Agelmar realizó un gesto de asentimiento dedicado al criado, el cual dejó la bandeja en la mesa y salió enseguida.
—Mis sirvientes se encuentran a vuestras órdenes, Aes Sedai.
El agua que Moraine vertió en la jofaina humeaba como si estuviera a punto de hervir. Se arremangó el vestido y comenzó a lavarse vigorosamente las manos sin reparar en la temperatura del agua.
—Os he dicho que era peor que vil y aún me he quedado corta. No creo haber conocido nunca a nadie tan abyecto y degenerado, y a un tiempo tan enajenado. Me siento mancillada por haberlo tocado y no me refiero a la suciedad de su piel. Mancillada aquí. —Señaló su pecho—. La degradación de su alma casi me hace dudar de que la tenga. Es algo mucho peor que un Amigo Siniestro.
—Parecía tan desvalido —murmuró Egwene—. Recuerdo cuando llegaba al Campo de Emond cada primavera, siempre risueño y pregonando noticias de lo acontecido en el mundo. ¿Habrá alguna esperanza de salvación para él? «Ningún hombre puede permanecer tanto tiempo al socaire de la Sombra como para tener la posibilidad de hallar de nuevo la Luz» —citó.
—Siempre he creído que así era —admitió la Aes Sedai frotándose enérgicamente las manos con la toalla—. Tal vez Padan Fain tenga posibilidades de redimirse. Pero ha sido un Amigo Siniestro durante más de cuarenta años y lo que ha hecho para conseguirlo, derramando sangre e infligiendo dolor y muerte, os helaría el corazón sólo de oírlo. Uno sus delitos menores, —aunque sospecho que no será insignificante para vosotros—, fue ser el responsable del ataque de los trollocs al Campo de Emond.
—Sí —asintió quedamente Rand. Escuchó la exhalación de Egwene. «Debí haberlo adivinado. Que me aspen si no debí haberlo sospechado tan pronto como lo reconocí».
—¿Ha dejado entrar a alguno aquí? —inquirió Mat, mirando los muros de piedra con el cuerpo recorrido por un escalofrío.

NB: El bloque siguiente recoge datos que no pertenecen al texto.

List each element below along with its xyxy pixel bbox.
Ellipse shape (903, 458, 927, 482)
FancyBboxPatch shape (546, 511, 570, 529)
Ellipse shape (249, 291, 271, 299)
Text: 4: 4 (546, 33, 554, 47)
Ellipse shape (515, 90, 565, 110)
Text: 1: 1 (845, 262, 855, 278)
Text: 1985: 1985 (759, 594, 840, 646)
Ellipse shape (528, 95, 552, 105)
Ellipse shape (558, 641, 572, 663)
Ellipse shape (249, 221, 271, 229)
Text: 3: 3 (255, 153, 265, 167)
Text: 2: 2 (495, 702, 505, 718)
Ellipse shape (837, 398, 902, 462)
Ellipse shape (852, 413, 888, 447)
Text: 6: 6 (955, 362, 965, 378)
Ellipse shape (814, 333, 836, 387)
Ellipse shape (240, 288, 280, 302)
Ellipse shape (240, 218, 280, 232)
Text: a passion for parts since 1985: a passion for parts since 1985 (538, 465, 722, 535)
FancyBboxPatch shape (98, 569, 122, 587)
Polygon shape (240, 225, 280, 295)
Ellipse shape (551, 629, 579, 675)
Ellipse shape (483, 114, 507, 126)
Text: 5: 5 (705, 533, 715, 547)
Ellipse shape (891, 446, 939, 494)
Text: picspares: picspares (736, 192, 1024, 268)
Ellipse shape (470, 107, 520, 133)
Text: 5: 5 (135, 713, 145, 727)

Rand pensó que tenía más aprensión por los Myrddraal que por los trollocs; las paredes no habían detenido al Fado en Baerlon ni en Puente Blanco.
—Si trataran de entrar —bromeó Agelmar—se romperían los dientes en las murallas de Fal Dara. A muchos otros les ha ocurrido eso en otras ocasiones. —Hablaba a todos, pero dirigiendo evidentemente sus palabras a Egwene y Nynaeve, a juzgar por las miradas que les dedicó—. Y no os preocupéis tampoco por los Semihombres. —Rand se ruborizó—. Todas las calles y callejuelas de Fal Dara están iluminadas de noche y ningún hombre puede ocultar el rostro dentro de sus muros.